Are you ready to try something a little different than applying heat transfer vinyl to t-shirts? HTV can be applied to so much more than just fabric. That includes – but is certainly not limited to – canvas, glass and even wood. In this blog, we are going to tell you all you need to know about using HTV on wood so you can give this a try for yourself. While applying HTV to a new medium may be a little intimidating at first, with the proper application process and a few tips and tricks you’ll master this craft in no time!
Before we move into the instructions, let’s first go over a few things like why you would want to use HTV on wood and the different types of wood you can apply HTV to.
Is 651 Vinyl or HTV better for wood?
You may be wondering why you would want to apply heat transfer vinyl on wood when there is an alternative like adhesive vinyl. But you actually can use both materials on wood, it just depends on what you’re using the project for and how you want it to look. When you apply HTV to wood, the end result is going to look more like the design was painted on. When you use adhesive vinyl – 651 or 631 – the final look of your design will resemble more of a sticker with a glossy finish.
If you do decide to use HTV, you will need to gather your supplies. In addition to the material, and wood you’re pressing on (which we will discuss further next), you also need a piece of parchment paper or Teflon sheet, your cutter (like a Cricut or Silhouette) and a weeding tool. You will also need a home iron or heat press, but for most projects, you will likely use a home iron. With bulky pieces of wood, it can be hard to get an even press with a heat press. If you have a swing away press, however, you should be able to press small, flat pieces of wood.
What type of wood can HTV be applied to?
Now let’s move on to which types of wood you can apply HTV to. There is quite a few options including stained, painted, sealed, raw and untreated wood. If the wood you choose has a rough, uneven surface, we do suggest sanding it down to help your iron on vinyl adhere better. Another tip is to press in short increments for wood that has been painted on to help prevent discoloration.
Different HTV Materials That can Be Used
When choosing the HTV material that you will apply to your wood project, you don’t have to stick to flat colors like matte. Glitter, spectrum and hologram are just a few other options that you can adhere to the wood. Using thicker materials will likely be a little easier, but with some patience, you can apply thinner, softer material like liquid. We suggest starting at a lower temp for those projects.
Let’s Apply it!
Now that you have the basics of applying heat transfer vinyl to wood, it is time to apply it! Prepare your cut file on your cutter’s software and be sure you mirror the design. Then load your heat transfer vinyl onto your cutting mat with the shiny (carrier sheet) side down. Make sure you use the right settings for the material you selected. If you’re using a material like glitter or a hologram, use a setting with more pressure to ensure it cuts through the HTV but not through the carrier sheet.

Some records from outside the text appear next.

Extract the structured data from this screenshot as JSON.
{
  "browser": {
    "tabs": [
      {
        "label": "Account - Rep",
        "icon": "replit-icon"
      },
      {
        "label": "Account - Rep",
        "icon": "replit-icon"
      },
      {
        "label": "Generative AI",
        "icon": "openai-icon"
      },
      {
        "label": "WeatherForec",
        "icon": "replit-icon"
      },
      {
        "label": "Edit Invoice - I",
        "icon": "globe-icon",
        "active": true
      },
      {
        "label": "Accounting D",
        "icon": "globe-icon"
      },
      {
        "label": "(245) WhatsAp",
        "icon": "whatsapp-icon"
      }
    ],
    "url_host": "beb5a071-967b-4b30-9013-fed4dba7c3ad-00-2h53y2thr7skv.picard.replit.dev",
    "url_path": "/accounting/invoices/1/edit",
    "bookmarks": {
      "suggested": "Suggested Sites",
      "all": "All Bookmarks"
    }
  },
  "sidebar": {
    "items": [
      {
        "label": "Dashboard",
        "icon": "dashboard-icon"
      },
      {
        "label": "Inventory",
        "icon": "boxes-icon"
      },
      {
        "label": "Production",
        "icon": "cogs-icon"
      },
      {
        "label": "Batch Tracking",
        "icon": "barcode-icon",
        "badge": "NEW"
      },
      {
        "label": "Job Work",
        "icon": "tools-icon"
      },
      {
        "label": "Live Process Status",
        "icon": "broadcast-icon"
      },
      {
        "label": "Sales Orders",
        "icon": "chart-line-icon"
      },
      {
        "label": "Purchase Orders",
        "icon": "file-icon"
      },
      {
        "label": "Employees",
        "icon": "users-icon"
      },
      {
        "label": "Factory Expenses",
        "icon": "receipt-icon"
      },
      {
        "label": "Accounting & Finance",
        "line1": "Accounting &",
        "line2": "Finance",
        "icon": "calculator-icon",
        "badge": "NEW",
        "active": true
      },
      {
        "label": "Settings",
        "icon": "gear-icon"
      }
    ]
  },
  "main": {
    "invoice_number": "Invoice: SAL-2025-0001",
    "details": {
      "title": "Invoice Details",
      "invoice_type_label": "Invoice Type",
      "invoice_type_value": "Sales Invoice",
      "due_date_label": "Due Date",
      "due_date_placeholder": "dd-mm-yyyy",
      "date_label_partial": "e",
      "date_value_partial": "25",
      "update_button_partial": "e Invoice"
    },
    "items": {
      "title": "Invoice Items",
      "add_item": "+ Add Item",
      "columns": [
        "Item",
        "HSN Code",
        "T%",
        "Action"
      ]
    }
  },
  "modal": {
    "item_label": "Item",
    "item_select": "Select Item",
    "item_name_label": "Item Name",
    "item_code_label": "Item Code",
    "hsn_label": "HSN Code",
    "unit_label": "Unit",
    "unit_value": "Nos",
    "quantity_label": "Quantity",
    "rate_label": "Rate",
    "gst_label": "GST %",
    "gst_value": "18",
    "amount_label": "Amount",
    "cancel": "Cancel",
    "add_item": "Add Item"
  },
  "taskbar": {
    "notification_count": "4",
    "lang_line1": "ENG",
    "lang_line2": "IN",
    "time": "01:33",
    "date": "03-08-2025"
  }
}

After the design has finished cutting, remove it from your machine and weed out the excess material. You can use a craft hook, pin pen, X-acto knife, etc. It is really a personal preference! And now it is time to apply it! The process is really very similar to applying heat transfer vinyl to a shirt or other garment.
Turn your home iron on and set it to the highest temperature – which is usually the cotton setting. Be sure you do not use any steam! Cover your design with parchment paper or a Teflon sheet and use firm pressure to adhere to your design. Check if your design is adhered to frequently by letting it cool and removing the carrier sheet. If there are parts of your design that are not quite adhered to yet, place the carrier sheet and parchment paper back down and iron those places again.
And that is it! You will notice how the material melts beautifully into the wood instead of sticking on top of it. Enjoy your finished project and all the fun things you can do with this craft!
More tips & tricks
- Do not apply heat directly to the carrier sheet, always keep a piece of parchment paper or Teflon sheet over your design.
- Do not over press your design. If you press too long, you can warp or melt your HTV design. If you notice the carrier sheet is starting to warp, that is usually an indication that you have applied enough – or even too much – heat.
- Alway cold peel! Wait for your design to cool down completely before you remove the carrier sheet.
- With these projects, you do not need to do a final press once you remove the carrier sheet like you would with garments.